Fortunatamente alle 3 del mattino si affaccia on stage Flying Lotus. Descrivere il live del musicista statunitense è quasi impossibile. I pezzi passano dal main theme di “Twin Peaks” a quelli di “Ghost in The Shell” e “Final Fantasy VII” per poi spostarsi su brani come “Eyes Above”, con la parte vocale di Kendrick Lamar. Viene poi presentato il main theme di “Kuso”, il film di prossima uscita diretto da Steven Ellison in persona. Sullo schermo visual in AR avvolgono il pubblico, completamente in estasi.

E un’altra giornata l’abbiamo portata a casa.

Stranamente, sabato è la più tranquilla delle tre per me. Forse perché non c’è molto a interessarmi, forse perché dopo aver fatto un’ora di fila per vedere Thurstone Moore all’hidden stage dell’Heineken, dove stiamo stati lasciati tutti fuori, mi ha spazientita non poco.

Rimango piacevolmente stupita da Junun. Certo, non è nelle mie corde, anche se il progetto, specie nella sua versione documentaristica girata da Paul Thomas Anderson, è decisamente interessante. Jhonny Greenwood la fa da padrone, circondato dai componenti dell’orchestra indiana Rajasthan Express e dall’iraniano Shye Ben Tzur, alla voce. La cosa divertente è che i musicisti salgono tutti sul palco per provare insieme prima dell’inizio del vero e proprio concerto, ma l’energia e la voglia di suonare sono così forti da coinvolgere tutto il pubblico, portando il fonico a far iniziare tutto una decina di minuti prima del previsto.

Ascolto poi qualche pezzo del tributo a David Bowie di Seu Jorge, ma il mio amore per il Duca bianco non mi lascia comprendere a fondo questo tipo di celebrazione, anche se tutti cantano in coro i brani più famosi dell’artista inglese.

Sleep, foto di Nuria Rius

Il muro di amplificatori degli Sleep mi fa riprendere fiducia nell’umanità. La storica stoner band californiana offre al pubblico esattamente ciò che si aspetta: pochi pezzi eseguiti magistralmente, a petto nudo, col vento tra le barbe e i capelli, i volumi insostenibili che apprezziamo scuotendo le teste a tempo e l’apice “Dragonaut” che, nonostante non si presti esattamente al pogo, scatena i corpi dei presenti che oscillano violentemente scontrandosi uno con l’altro.

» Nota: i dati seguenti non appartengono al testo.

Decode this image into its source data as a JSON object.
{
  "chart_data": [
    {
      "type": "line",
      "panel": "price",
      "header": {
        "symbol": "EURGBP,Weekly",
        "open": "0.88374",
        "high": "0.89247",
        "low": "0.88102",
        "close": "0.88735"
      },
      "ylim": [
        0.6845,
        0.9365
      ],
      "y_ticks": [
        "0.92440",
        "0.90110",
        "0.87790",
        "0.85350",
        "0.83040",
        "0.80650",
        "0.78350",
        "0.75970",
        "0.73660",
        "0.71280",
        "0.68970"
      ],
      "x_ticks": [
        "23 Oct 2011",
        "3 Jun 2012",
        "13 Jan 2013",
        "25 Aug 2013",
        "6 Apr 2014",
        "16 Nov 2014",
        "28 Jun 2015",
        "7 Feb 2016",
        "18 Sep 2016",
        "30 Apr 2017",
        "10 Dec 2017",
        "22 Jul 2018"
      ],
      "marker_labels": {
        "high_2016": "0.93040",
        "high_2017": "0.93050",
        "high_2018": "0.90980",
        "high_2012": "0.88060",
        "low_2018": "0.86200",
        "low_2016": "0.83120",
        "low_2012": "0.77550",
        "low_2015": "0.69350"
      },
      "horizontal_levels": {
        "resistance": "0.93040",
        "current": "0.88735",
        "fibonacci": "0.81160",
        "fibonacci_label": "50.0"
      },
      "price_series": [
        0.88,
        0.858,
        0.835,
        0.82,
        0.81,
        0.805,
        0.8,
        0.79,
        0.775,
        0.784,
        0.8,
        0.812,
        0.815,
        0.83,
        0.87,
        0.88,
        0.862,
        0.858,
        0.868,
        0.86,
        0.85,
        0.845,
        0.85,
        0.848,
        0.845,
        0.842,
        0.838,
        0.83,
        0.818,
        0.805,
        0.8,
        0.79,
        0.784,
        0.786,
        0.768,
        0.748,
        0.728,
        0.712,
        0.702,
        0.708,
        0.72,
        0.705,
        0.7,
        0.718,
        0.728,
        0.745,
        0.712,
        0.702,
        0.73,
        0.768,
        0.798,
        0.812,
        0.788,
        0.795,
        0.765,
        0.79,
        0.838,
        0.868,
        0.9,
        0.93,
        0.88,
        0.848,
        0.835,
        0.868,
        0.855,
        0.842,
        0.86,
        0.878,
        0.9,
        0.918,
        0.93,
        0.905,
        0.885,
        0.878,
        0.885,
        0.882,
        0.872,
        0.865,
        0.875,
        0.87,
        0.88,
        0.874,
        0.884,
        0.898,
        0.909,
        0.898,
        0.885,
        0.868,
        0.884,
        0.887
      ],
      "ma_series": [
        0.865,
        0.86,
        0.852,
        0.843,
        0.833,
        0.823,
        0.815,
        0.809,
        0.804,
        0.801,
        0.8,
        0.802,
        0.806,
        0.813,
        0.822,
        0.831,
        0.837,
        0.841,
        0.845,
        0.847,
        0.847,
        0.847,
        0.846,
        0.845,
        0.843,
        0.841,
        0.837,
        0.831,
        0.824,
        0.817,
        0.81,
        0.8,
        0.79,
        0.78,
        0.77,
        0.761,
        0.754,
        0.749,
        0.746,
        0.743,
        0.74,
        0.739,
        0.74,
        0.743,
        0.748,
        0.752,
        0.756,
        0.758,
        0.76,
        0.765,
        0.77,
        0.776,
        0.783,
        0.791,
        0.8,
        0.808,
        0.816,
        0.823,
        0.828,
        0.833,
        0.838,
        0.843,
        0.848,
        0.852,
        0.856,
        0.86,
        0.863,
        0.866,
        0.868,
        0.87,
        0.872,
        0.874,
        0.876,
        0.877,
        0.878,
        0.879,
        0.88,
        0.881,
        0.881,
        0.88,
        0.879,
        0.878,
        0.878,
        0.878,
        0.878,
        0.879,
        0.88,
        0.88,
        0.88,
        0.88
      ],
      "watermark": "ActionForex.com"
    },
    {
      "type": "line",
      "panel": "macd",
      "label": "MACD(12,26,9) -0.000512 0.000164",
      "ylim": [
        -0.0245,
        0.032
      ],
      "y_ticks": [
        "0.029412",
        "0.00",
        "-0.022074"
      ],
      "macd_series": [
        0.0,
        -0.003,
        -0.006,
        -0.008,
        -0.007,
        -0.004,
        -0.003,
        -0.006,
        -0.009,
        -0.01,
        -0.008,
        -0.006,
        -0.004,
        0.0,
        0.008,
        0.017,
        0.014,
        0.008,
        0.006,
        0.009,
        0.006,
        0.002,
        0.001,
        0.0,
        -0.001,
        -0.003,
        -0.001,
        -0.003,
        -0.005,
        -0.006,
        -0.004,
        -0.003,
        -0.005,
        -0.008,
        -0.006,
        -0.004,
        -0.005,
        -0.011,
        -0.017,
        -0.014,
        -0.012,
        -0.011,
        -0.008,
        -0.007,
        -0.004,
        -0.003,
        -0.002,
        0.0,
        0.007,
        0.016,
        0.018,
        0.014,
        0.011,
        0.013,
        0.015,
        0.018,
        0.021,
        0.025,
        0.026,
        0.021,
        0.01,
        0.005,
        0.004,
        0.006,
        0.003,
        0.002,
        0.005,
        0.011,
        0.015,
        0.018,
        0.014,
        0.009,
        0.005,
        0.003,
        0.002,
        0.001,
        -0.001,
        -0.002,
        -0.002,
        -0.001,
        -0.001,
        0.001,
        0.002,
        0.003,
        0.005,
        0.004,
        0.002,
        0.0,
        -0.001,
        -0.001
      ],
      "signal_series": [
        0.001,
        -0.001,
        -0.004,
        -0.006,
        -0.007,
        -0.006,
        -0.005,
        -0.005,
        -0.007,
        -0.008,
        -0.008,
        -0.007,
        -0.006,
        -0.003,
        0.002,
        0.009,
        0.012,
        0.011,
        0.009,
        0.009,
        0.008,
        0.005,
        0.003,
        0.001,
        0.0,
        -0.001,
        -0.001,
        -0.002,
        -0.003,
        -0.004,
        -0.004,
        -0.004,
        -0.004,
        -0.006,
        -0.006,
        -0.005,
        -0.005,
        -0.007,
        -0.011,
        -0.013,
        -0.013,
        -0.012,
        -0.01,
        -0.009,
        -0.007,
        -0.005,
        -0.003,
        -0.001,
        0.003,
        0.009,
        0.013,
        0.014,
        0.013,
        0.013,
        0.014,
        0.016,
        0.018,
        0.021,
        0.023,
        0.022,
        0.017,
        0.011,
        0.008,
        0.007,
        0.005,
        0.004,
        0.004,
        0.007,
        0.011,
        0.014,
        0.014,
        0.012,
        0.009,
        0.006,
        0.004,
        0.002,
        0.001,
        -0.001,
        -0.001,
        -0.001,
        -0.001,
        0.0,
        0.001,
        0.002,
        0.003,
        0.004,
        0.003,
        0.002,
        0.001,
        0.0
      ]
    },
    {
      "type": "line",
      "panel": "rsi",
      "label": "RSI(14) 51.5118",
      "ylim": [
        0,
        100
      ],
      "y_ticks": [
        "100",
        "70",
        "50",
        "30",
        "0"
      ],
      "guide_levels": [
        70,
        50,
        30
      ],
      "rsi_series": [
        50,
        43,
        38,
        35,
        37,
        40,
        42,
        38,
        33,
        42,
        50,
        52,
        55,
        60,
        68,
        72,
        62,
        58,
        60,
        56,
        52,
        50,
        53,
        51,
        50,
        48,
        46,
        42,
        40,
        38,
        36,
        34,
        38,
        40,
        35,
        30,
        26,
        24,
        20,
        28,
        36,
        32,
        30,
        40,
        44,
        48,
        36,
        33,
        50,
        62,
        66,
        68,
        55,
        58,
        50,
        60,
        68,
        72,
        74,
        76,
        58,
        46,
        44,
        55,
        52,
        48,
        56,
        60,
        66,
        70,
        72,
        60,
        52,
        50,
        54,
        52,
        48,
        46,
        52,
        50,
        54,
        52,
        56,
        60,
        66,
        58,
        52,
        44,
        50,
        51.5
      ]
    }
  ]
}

Vedo di sfuggita qualche pezzo di King Krule e mi chiedo come possa uscire quella voce da un corpo così secco e poi decido di sedermi in riva al mare, godendomi gli Japandroids da lontano.

Sono abbastanza stanca e decido di abbandonare senza troppe pretese il terzo giorno di festival.

La domenica è dedicata ai live che si concentrano in location esterne, dando la possibilità a diverse aree della città di animarsi. Ho quindi concluso il mio Primavera con una delle band storiche, presenti in quasi tutte le edizioni: gli Shellac. La Sala Apolo è gremita di gente e, nonostante la scaletta sia pressoché la stessa da anni, il pubblico apprezza, saltando e gridando i pezzi della band. “Steady As She Goes” è una delle mie canzoni preferite di sempre e il trio capitanato da Albini mi regala anche “Prayer To God”, esattamente il pezzo che più di addice al mio umore delle ultime settimane.

Anche quest’anno il Primavera è finito, con tutto ciò che c’è di bello, con tutti i suoi intoppi, con tutta la gente che è lì per caso o che si è mossa da un altro continente, con le vesciche ai piedi e l’ansia di non svegliarsi in tempo per prendere l’aereo del ritorno.

Anche quest’anno il Primavera è finito e “We’ve to go back, Kate”.